DIY Podcast: Solar Arrays Audio Clips Transcript
International Space Station Expedition 12 Commander Bill McArthur discusses how electricity generated by solar arrays is used on the station. The following text is the transcript of McArthur's audio clips.

Bill McArthur: 1-a. Hi. Welcome on board the International Space Station. I'm Bill McArthur, commander of Expedition 12. I'd like to talk to you today about something that we think is pretty important.

2-a. As y'all are aware, there are certain things on Earth that are essential for life. I mean we all know that we have to have air to breathe, food to eat, water, fluids to drink. Well, in space there's something else that's also essential to life, and that's electricity.

3-a. So, where do we get electricity from? Of course we don't have a power company that runs lines to our house and that we can get electricity from as you do on the ground. The primary source on the International Space Station is something we call solar arrays. There are many terms that we'll use -- photovoltaic arrays, solar panels. We even sometimes call them solar wings.

4-a. On the U.S. segment, each solar array wing consists of two solar blankets or solar panels. Each panel consists of 16,400 little photovoltaic modules, little photovoltaic receptors. The sunlight -- when it shines on these photovoltaic modules, these photovoltaic arrays -- produces electricity. And then we use that electricity throughout the space station.

5-a. Why would we command the solar arrays? Well, we've all been out in the sun and know that if you turn and close your eyes and turn your face up to the sun, how warm it feels. But if it's a little too hot, you turn away and get a little shading on your face, and it's cooler. Well, in order to generate as much electricity as possible, we always need to point our solar arrays so that the sun can shine directly on them. And so that's what we use the computer for -- to command the solar arrays.

6-a. All that information is to tell us that the solar arrays are -- how much electricity they're generating, where the electricity is going and how the solar arrays are tracking the sun.

7-a. I mentioned just as food, air and water are essential to life on Earth, electricity is also essential to life on board the space station because we use the electricity that's generated on board the space station to manage our food, air and water.

8-a. We use electricity to circulate the oxygen -- the air -- throughout the space station. Unlike on Earth where you can just go outside and there's plenty of fresh air, we have only the air that we have brought and we maintain inside the space station. And there are no natural winds to circulate the air, so we have to use fans to move the air around. We have special filters to clean the air so it stays nice and fresh.

9-a. We also have to condition the air. Since we can't go outside and since we can't open any windows, any humidity in the air would just begin to accumulate. So we have to have air conditioners to make sure there's not too much humidity in the air.

10-a.
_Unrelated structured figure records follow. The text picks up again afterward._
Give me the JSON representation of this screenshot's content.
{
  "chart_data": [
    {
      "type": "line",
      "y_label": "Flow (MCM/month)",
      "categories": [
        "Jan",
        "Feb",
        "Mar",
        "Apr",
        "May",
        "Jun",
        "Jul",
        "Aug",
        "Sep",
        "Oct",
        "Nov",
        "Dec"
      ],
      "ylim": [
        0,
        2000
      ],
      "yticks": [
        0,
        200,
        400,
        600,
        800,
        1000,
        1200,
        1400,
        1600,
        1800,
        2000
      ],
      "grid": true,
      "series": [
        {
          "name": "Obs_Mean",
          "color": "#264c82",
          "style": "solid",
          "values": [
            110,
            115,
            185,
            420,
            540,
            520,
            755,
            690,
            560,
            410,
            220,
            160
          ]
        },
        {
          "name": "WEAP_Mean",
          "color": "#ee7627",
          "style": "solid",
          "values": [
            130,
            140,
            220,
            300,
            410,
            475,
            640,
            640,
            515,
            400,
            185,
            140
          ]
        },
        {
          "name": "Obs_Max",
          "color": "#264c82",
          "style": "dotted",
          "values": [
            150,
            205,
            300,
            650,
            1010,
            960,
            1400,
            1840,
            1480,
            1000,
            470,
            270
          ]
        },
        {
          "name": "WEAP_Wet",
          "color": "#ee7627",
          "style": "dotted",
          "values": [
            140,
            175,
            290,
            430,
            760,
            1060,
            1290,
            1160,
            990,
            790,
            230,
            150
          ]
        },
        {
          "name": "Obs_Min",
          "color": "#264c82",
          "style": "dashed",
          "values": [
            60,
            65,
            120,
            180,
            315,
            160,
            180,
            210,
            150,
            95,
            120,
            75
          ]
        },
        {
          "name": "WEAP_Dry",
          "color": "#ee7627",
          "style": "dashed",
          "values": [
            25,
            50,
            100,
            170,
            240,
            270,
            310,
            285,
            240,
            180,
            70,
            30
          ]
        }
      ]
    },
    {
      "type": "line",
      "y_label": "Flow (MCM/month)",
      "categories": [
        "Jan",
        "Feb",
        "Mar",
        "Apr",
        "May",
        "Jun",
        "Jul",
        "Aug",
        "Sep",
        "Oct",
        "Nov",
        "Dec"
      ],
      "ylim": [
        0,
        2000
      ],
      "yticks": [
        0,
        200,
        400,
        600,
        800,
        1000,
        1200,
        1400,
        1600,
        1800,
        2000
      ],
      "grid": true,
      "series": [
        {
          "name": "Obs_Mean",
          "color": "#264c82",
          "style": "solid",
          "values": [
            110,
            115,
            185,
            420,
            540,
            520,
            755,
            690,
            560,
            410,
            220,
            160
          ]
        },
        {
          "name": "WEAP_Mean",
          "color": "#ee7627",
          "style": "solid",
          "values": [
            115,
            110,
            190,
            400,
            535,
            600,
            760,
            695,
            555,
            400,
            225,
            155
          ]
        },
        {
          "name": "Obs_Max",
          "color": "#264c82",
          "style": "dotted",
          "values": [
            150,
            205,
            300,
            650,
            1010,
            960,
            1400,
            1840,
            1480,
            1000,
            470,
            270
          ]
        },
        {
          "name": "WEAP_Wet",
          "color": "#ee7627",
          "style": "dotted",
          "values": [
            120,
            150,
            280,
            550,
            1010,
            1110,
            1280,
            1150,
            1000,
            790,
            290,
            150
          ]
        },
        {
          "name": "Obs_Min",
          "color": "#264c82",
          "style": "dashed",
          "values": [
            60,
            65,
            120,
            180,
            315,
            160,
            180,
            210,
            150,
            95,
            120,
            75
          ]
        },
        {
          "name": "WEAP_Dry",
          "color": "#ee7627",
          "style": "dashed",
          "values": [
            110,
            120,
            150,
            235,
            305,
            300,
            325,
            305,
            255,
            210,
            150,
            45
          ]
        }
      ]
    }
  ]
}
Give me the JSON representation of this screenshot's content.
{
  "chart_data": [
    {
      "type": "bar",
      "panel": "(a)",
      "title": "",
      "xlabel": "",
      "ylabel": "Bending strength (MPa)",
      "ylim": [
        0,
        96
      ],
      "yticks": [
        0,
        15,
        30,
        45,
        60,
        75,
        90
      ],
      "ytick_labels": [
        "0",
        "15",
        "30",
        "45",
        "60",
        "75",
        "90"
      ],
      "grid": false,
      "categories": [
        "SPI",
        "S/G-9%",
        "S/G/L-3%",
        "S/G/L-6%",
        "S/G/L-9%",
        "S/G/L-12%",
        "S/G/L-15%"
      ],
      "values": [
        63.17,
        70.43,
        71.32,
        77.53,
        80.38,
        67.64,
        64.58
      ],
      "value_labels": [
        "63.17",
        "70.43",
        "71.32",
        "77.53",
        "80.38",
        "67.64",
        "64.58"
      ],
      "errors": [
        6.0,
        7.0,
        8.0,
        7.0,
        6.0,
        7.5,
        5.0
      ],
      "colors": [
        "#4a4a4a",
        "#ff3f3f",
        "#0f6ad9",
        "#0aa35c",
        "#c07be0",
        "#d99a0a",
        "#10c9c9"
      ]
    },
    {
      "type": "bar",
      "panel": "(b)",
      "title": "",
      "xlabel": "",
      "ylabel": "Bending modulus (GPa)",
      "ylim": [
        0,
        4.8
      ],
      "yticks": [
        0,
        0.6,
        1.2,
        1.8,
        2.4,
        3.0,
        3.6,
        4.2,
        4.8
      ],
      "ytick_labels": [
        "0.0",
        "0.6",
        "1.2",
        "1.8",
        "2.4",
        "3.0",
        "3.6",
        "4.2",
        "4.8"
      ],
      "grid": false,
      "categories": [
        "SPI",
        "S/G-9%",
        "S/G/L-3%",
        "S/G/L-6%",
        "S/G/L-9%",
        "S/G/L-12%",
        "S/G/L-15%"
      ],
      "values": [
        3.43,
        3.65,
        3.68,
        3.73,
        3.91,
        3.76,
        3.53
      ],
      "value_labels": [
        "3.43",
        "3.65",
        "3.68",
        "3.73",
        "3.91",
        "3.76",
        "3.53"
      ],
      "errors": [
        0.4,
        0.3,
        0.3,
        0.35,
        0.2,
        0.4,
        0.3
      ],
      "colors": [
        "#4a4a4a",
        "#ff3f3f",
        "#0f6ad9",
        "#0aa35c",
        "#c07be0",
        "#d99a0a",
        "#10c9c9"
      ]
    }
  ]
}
And of course we like electricity to warm our food up so that it just tastes a little better.

11-a. We use electricity to purify the water. I mentioned that we take humidity -- we take moisture -- out of the air. Well, we collect that. We make sure we purify it. And then we break that water down into oxygen and hydrogen, and that's where some of the oxygen comes from that we use when we breathe.

12-a. In addition to the life support systems, of course you know that the purpose of the space station is to conduct scientific research on orbit. So, of course, we need electricity for our experiment.

13-a. We have a couple of racks, which are designed to study the human lung function. We have what's called a refrigerated centrifuge, and again, it's designed to help us conduct experiments on orbit. All of this equipment requires electricity.

14-a. Just like in your house, we have outlets along the wall where we can plug equipment in. We don't use exactly the same types of plugs that you would in your house. Ours are very, very secure. We don't want things to become unplugged by accident. And so we have to screw the connectors in.

15-a. We utilize all our electrical outlets all the time. And so it's very rare that we can actually turn the outlet off itself. So our extension cord has its own switches, and we can use those to turn equipment on and off.

16-a. Now you know. We really think electricity is a big deal. It's a little bit different here than it is on Earth. We use direct current instead of alternating current. We use 120 volts in the U.S. segment, 28 volts in the Russian segment.

17-a. You know where we get our electricity -- from the sun. We go around the Earth once every 90 minutes. Well, 45 minutes is in darkness. So what do we do when we're in darkness? Well, we use batteries. The electricity charges batteries. And when we're in darkness, we use the batteries to provide all the electrical power we need. The batteries on the U.S. segment are located outside where the solar arrays are. However, in the Russian segment we have 14 of these batteries mounted internally. They weigh about 200 pounds apiece. How would you like to see that in your car?

18-a. Just to sum it up, for us, electricity is life on board the space station. Without our solar panels, we wouldn't be able to fly. And, by golly, we sure have a good time up here. And so we're very grateful for the wonderful work that our solar panels do for us.